Partout ailleurs, en Allemagne fédérale, il est presque possible d’oublier l’histoire. A Berlin, elle est omniprésente, partout obsédante. On la lit non seulement dans la division de la ville, dans ces ruines pieusement conservées, dans ces immeubles encore abandonnés de la Friedrichstrasse mais aussi dans chaque façade de maison criblée d’éclats d’obus et d’impacts de balles, dans ces statues défigurées, aux yeux crevés et aux lèvres arrachées. Rappel du passé, mauvaise conscience du présent, volontés d’une génération de ressaisir son histoire, c’est tout cela que représente Berlin pour une génération d’artistes, d’intellectuels, qui ont décidé de s’y installer.

Qu’il s’agisse de Peter Schneider, de Jürgen Theobaldy, de Günter Grass lui-même, mais aussi de Werner Schroeter, cinéaste, ou encore des transfuges de la RDA, des peintres néo-expressionnistes, ils ne cessent d’affirmer que Berlin est le seul espace de culture allemande où ils peuvent imaginer travailler, quelles que soient les difficultés.
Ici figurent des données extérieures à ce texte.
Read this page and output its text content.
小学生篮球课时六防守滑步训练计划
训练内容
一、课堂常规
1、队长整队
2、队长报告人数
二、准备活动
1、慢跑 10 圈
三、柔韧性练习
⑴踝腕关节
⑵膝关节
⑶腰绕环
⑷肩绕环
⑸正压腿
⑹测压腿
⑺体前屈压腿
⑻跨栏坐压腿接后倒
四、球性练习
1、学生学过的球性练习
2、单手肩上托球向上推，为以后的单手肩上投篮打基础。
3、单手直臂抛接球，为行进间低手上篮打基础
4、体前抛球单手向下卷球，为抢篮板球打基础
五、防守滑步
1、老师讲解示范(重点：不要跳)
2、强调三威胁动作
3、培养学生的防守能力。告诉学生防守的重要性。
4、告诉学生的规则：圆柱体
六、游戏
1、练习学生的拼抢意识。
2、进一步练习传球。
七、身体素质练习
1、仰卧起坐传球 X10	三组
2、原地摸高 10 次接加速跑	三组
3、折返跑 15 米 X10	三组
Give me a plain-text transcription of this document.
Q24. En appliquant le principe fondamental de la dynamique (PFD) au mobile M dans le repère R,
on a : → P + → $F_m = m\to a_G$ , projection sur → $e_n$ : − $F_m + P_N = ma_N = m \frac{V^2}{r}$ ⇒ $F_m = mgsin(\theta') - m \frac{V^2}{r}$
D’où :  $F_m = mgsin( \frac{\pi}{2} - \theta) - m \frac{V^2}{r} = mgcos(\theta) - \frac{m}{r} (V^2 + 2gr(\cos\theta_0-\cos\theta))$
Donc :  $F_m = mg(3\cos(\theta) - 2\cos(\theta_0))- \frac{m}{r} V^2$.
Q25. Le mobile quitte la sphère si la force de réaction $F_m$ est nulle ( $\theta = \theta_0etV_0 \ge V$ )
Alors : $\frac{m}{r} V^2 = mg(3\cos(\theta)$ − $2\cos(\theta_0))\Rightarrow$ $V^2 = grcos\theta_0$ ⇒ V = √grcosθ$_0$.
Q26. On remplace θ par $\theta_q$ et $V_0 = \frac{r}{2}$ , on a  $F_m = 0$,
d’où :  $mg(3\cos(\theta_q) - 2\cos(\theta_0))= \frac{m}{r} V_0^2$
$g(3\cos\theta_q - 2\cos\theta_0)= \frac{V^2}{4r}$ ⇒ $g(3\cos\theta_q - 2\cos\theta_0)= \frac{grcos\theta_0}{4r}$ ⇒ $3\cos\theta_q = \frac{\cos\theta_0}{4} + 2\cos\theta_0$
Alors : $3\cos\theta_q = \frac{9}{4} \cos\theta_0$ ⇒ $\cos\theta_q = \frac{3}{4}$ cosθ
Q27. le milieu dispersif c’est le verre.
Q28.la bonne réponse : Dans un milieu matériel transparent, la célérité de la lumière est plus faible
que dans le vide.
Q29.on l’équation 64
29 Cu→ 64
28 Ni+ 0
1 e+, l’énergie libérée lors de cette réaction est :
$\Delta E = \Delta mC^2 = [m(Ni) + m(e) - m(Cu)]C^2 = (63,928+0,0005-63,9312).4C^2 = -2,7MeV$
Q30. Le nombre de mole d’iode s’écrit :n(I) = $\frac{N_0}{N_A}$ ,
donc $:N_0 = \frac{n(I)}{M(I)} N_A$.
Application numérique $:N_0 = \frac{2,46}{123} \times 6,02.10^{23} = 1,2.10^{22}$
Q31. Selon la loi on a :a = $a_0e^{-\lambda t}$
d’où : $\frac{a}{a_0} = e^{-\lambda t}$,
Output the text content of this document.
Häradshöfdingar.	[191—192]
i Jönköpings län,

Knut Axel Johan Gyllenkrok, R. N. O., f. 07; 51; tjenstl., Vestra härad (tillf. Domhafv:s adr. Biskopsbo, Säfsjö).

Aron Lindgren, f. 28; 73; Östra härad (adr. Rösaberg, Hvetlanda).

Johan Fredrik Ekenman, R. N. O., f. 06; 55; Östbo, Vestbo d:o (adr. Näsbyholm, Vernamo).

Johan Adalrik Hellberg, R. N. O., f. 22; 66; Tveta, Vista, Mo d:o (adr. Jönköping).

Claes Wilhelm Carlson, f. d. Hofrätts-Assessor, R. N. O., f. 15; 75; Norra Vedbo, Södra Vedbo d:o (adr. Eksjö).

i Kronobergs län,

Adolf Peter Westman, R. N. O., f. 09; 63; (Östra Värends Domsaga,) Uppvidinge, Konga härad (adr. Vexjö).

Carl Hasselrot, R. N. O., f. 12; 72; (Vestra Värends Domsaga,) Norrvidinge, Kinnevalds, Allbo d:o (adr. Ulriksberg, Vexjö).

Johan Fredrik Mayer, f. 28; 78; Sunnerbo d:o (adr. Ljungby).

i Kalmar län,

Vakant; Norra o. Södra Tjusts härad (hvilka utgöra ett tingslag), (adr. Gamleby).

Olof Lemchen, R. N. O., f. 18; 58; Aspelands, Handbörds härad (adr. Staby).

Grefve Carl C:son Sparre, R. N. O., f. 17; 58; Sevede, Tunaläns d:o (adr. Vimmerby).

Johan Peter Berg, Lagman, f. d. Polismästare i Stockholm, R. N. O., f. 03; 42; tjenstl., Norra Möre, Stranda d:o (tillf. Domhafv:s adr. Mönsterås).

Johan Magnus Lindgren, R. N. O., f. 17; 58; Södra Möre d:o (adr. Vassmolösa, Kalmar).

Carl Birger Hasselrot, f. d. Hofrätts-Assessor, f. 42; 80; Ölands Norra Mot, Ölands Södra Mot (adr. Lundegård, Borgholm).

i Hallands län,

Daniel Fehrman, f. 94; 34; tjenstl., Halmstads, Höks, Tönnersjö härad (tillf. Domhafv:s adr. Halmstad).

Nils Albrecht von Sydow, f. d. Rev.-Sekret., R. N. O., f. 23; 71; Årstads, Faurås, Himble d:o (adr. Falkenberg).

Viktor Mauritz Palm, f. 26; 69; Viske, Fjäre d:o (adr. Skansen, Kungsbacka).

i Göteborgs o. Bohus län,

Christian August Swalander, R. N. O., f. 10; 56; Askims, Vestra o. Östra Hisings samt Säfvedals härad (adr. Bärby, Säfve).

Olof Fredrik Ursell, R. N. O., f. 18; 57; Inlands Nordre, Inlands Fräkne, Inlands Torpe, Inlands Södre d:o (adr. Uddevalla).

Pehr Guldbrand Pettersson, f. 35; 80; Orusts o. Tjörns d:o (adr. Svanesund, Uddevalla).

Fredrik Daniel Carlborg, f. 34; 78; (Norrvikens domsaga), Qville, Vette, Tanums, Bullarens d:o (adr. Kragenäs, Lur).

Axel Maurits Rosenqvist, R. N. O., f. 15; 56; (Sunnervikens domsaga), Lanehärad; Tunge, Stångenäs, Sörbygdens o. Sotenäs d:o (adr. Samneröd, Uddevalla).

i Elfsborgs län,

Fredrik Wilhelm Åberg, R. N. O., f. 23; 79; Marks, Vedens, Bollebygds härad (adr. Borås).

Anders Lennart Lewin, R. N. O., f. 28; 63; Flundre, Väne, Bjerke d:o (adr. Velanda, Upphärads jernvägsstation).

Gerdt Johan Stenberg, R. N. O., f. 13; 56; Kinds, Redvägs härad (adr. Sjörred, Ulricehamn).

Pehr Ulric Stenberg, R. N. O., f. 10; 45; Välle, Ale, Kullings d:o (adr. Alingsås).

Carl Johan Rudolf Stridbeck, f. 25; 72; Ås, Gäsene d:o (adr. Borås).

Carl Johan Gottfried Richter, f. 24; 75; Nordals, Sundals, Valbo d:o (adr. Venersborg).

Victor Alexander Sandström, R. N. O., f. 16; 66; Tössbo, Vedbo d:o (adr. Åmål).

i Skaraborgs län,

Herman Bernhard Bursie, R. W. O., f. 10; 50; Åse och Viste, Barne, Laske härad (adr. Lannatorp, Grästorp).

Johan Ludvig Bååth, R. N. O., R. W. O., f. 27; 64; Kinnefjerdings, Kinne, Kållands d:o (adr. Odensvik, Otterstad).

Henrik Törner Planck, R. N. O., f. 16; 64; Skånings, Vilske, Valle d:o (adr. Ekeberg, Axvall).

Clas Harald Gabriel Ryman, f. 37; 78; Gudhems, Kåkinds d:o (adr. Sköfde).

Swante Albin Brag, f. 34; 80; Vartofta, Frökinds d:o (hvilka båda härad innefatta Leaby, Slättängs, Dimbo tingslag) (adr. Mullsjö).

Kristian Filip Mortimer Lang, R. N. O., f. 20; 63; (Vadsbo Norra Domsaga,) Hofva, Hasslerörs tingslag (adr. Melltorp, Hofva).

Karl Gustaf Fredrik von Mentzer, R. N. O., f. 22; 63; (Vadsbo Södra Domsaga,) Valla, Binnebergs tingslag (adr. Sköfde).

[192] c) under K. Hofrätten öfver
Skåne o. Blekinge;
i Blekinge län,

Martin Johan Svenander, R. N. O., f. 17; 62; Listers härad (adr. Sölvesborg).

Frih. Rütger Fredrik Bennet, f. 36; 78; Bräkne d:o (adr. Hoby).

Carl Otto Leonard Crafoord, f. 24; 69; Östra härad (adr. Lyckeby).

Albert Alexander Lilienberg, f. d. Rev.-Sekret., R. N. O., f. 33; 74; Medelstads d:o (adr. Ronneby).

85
Dès lors, on serait tenté de parler d’une nouvelle sensibilité berlinoise qui marque sans doute la peinture, la littérature, mais aussi des cercles de plus en plus vastes, qui considèrent les contradictions de Berlin comme une source de richesses et qui, conscients de ce que représentent la mémoire et l’histoire de cette ville, l’empêchent de devenir une vitrine, un organisme artificiellement maintenu en vie ou un cimetière illuminé.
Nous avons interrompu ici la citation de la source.